Increasingly, ESG is not just about what companies are doing on their own. It’s also about how they contribute to wider economic and sustainability goals.
The strategies that resonate most clearly are those that align with national priorities and, more importantly, contribute directly to them and their related metrics and targets. That might mean supporting renewable energy targets, investing in inclusive hiring, or embedding circular economy principles into operations. The momentum here is real: GCC green and sustainable bond issuances rose from $605 million in 2021 to $28.5 billion in 2022, a clear signal that the region is putting its money where its ambitions are. When companies show how they’re contributing to frameworks like Saudi Arabia’s Vision 2030 or the ‘We the UAE 2031’ Vision, they are not only building credibility. They are also unlocking potential opportunities including incentives, financing, and partnerships that could further scale their impact.
Tracking past performance is important, but the strategies that stay relevant over time are those that look ahead.
In our experience, forecasting and scenario analyses make it possible to anticipate how changes in business scale, regulations, technologies, or market conditions can affect performance. This applies to both environmental and social data, from GHG emissions to diversity metrics. The result? Targets that are ambitious yet grounded in what is operationally realistic. More importantly, forward-looking approaches position ESG as a genuine strategic tool, one that helps companies prepare for growth and adapt to shifting conditions rather than simply looking in the rear-view mirror.
While forecasts and long-term targets provide direction, a credible ESG strategy must also allow for flexibility.
Markets evolve. Regulations change. Technologies, risks, and stakeholder expectations all shift, sometimes faster than anyone anticipated. For these reasons, ESG strategies need to hold their shape but also adjust when the context demands it.

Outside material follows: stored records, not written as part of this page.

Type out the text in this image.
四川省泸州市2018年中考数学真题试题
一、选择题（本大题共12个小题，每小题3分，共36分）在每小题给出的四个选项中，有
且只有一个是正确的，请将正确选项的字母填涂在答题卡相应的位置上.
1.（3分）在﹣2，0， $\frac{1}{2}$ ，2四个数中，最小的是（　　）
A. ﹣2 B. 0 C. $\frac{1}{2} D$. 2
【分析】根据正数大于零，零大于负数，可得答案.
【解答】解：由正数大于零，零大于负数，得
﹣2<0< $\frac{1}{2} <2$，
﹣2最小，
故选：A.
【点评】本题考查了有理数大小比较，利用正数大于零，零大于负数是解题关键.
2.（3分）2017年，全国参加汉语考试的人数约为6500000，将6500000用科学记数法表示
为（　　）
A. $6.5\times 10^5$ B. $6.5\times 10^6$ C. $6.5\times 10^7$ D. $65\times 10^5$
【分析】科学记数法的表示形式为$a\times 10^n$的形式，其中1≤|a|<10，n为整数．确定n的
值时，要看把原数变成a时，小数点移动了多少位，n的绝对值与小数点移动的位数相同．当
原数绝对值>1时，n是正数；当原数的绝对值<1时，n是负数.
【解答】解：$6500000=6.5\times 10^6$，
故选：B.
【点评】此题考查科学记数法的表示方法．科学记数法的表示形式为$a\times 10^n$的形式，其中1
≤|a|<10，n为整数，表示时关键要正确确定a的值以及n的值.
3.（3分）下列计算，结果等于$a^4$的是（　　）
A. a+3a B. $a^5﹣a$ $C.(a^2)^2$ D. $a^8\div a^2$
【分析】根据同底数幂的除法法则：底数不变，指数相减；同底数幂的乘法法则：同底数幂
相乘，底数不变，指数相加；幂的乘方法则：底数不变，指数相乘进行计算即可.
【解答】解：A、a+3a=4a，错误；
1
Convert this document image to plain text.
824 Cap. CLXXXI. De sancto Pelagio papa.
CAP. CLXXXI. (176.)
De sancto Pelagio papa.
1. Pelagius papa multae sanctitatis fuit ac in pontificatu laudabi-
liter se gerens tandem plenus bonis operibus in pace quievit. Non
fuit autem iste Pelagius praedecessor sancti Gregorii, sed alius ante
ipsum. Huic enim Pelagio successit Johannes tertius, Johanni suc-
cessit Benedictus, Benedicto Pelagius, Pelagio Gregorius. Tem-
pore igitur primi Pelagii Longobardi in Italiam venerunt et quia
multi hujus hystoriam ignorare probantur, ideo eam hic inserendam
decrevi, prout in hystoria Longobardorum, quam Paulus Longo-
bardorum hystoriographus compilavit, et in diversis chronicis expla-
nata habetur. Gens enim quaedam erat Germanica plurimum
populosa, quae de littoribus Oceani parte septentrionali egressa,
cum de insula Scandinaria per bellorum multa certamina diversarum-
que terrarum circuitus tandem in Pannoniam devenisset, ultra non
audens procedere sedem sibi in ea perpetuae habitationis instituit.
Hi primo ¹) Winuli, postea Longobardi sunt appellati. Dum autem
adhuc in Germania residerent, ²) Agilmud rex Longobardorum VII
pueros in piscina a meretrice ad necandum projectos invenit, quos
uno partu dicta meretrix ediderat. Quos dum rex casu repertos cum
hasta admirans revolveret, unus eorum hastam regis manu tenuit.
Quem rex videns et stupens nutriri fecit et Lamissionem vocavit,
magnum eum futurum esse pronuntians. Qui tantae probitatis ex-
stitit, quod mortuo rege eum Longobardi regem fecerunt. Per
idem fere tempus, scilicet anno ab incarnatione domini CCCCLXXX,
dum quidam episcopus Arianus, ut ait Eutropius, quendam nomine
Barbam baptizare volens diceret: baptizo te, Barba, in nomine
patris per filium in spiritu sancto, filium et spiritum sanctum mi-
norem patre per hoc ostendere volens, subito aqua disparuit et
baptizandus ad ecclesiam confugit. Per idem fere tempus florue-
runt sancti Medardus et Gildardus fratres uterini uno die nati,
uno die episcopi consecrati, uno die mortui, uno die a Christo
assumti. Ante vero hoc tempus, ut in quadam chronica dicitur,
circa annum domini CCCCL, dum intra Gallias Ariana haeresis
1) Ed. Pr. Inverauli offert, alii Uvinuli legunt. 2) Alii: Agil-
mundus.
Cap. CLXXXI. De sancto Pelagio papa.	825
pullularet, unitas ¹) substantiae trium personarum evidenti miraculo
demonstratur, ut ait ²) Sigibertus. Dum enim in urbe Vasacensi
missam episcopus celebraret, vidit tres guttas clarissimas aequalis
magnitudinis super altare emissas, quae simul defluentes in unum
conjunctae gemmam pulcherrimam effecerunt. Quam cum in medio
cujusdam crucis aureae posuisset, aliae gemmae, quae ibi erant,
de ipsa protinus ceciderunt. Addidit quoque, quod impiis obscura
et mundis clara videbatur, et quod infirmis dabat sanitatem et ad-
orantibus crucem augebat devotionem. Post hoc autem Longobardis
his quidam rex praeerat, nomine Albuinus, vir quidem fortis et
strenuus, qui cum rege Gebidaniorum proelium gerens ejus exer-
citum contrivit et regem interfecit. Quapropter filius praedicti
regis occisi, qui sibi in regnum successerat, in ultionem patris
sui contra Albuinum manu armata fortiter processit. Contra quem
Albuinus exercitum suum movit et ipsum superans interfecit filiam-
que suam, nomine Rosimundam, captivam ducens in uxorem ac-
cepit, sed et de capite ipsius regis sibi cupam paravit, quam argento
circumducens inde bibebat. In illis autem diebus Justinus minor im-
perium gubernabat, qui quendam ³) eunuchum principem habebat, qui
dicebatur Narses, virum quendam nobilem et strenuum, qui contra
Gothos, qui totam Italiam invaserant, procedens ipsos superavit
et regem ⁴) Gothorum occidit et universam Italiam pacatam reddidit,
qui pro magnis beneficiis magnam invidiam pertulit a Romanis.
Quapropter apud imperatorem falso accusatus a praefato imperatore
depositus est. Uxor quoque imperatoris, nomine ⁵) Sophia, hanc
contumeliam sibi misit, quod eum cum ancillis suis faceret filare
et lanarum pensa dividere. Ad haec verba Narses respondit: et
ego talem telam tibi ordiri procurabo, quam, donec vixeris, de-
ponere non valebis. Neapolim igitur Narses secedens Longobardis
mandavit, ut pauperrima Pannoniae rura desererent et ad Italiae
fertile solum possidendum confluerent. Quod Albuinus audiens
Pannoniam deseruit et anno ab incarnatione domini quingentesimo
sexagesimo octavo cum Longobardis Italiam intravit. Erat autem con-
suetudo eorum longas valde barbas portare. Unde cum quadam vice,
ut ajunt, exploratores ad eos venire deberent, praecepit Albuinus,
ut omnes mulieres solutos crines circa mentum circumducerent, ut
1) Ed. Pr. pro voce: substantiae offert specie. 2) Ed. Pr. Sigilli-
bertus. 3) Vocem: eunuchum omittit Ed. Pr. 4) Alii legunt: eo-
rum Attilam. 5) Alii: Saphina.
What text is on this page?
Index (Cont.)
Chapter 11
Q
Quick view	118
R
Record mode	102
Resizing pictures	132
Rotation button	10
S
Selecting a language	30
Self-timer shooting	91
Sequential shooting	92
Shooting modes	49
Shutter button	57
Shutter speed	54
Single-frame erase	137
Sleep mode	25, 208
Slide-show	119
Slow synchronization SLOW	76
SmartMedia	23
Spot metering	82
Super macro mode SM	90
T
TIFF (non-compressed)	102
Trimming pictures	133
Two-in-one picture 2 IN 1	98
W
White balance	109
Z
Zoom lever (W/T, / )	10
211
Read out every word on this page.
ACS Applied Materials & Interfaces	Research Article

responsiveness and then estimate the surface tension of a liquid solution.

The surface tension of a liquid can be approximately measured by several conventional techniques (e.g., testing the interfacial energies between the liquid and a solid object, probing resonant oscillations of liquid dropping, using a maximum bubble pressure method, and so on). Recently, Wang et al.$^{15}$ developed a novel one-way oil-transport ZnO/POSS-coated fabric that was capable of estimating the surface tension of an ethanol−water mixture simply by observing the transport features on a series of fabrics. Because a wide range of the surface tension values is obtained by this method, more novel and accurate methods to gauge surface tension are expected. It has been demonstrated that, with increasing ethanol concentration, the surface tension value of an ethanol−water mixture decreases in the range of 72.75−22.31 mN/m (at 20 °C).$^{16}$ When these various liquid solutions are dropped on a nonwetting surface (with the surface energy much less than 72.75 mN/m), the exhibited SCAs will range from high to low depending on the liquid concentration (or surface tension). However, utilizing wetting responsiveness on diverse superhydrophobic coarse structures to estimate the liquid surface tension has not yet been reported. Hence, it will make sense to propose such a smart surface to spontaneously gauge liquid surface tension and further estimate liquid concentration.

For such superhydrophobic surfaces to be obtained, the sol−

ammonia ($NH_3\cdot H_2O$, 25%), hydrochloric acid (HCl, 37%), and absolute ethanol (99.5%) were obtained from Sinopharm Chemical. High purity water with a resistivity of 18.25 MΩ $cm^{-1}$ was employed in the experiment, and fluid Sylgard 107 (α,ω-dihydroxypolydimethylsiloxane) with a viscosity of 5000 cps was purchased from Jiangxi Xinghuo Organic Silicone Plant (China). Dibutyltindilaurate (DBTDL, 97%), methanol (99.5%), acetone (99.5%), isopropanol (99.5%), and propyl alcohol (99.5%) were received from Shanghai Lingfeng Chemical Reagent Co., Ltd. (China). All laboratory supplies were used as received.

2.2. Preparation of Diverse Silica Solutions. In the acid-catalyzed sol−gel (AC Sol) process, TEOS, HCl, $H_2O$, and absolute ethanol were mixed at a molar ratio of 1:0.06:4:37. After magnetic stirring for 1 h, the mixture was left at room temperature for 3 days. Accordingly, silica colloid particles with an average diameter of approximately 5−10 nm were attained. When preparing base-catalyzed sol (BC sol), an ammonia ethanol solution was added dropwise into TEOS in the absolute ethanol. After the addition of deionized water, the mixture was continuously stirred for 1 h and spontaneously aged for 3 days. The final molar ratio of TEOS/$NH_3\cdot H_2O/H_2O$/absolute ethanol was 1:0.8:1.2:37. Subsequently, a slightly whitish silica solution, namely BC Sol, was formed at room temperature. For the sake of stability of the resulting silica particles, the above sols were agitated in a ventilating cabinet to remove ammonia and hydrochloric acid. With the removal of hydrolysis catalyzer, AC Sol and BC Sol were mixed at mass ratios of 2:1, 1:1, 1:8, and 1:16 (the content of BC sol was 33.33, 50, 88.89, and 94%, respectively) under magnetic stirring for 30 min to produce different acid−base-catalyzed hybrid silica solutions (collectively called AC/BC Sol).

Regular checkpoints can help ensure that the strategy remains aligned with current realities, while also enabling adjustments when significant external changes occur. The balance lies in maintaining stability, avoiding constant revisions that erode trust, yet having the agility to respond when market, regulatory, or technological shifts truly demand it.
The goal is to stay relevant without weakening long-term commitments.
Conclusion
The strength of an ESG strategy isn’t measured by how many goals it lists, but by how well it holds up in practice - how effectively it drives decision-making, delivers measurable outcomes, and adapts to real-world challenges.
The strategies that deliver lasting impact tend to share the same core traits:
They are embedded into the business, not added on;
They are shaped through collaboration;
They align with national goals and contribute meaningfully;
They are driven by data and built to look ahead;
And they stay flexible without losing direction.
When these features come together, ESG stops being a framework and starts being a competitive advantage. One that helps companies grow with confidence, earn greater trust from their stakeholders, and create lasting value.